Will Adobe Suit Ground Macromedia MX?
Adobe won its patent infringement suit against Macromedia and was awarded $2.8M in damages. Adobe claimed that Macromedia products infringed U.S. Patent No. 5,546,528. That patent covers Adobe's method of combining multiple floating palettes into a single tabbed windoid. See the Adobe Press Release.
Macromedia disputes the jury's finding and has filed a countersuit, to be heard shortly.

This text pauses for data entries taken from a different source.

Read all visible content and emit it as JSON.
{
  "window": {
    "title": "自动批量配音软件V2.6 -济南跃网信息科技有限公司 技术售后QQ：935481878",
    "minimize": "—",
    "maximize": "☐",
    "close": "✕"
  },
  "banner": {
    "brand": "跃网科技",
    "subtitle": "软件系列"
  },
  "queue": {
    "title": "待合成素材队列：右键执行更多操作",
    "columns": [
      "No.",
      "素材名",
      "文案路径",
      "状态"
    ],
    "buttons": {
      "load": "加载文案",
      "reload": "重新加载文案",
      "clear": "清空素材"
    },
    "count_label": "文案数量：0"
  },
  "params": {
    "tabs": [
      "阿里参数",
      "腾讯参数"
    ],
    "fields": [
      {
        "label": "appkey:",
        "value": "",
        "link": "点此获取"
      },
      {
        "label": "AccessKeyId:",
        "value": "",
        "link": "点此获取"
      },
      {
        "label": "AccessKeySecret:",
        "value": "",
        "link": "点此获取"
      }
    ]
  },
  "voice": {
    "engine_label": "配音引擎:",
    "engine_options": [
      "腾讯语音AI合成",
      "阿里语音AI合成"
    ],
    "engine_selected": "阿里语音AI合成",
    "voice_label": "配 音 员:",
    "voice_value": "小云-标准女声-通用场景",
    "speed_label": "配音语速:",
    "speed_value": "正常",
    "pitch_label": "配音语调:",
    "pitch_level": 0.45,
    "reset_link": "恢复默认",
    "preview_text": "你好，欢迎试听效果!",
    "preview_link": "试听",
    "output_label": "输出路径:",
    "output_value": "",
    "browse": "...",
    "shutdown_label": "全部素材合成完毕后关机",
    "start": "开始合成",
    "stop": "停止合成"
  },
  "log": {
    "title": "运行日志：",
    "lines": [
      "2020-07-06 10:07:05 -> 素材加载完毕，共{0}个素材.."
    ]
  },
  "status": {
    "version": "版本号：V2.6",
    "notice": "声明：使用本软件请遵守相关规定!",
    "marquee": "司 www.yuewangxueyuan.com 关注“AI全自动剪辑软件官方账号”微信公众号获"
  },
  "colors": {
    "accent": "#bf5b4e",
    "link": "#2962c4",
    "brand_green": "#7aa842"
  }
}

Macromedia may be enjoined from shipping Flash MX and other Macromedia products, such as Dreamweaver and Fireworks, that use the same tabbed palettes. This lawuit was filed in 2000, and there were threats of a lawsuit from Adobe prior to that, so it predates the MX family of product significantly.Adobe's LiveMotion authoring tool doesn't seriously challenge Macromedia's Flash, but the original suit was intended to prevent Fireworks from imitating Photoshop. When Macromedia started touting its "industry standard UI" in 2000, Adobe cried foul. I've examined the patent and the applications in question, and Macromedia's applications, such as Flash 5, clearly infringe on the Adobe patent. If Macromedia couldn't find prior art or another reason to invalidate the patent, the jury's conclusion seems reasonable to me.
Regardless, Macromedia could simply recompile Flash to disable this feature in the authoring tool. The lawsuit or patent do not affect the Flash Player browser plugin.
Is this a meaningful blow to Macromedia? I doubt it. If they ship the Flash authoring tool without tabbed palettes, users can still open and close palettes individually, it just takes a little more screen area. In fact, the Macromedia MX interface (used in Flash MX, Dreamweaver MX, and Fireworks MX) uses a somewhat different paradigm to show/hide multiple palettes than did Flash 5, Dreamweaver 4, and Fireworks 4. So the issue may be moot, except for the small damage award.
Macromedia still has their countersuit and may use other tactics to bring Adobe to the bargaining table (in the past, it has been Macromedia that has refused to negotiate).
Macromedia may have to pay a small judgement, and at worst, recall some products from the channel and replace them with a slightly modified version that doesn't infringe. But Macromedia isn't stupid. They'll settle with Adobe, if necessary, at a cost that won't significantly affect their bottom line. I haven't studied their financials, and I don't know if they have insurance or an existing set-aside for cases like this. Macromedia says there will be no material impact on their financial outlook. I rarely believe what Macromedia says about their financials, but I agree with them on this one.
Bottom line: This is a non-event. The Macromedia MX product family will not be measurably affected.
The Apple suit against Sorensen over Flash MX's video feature is much more relevant.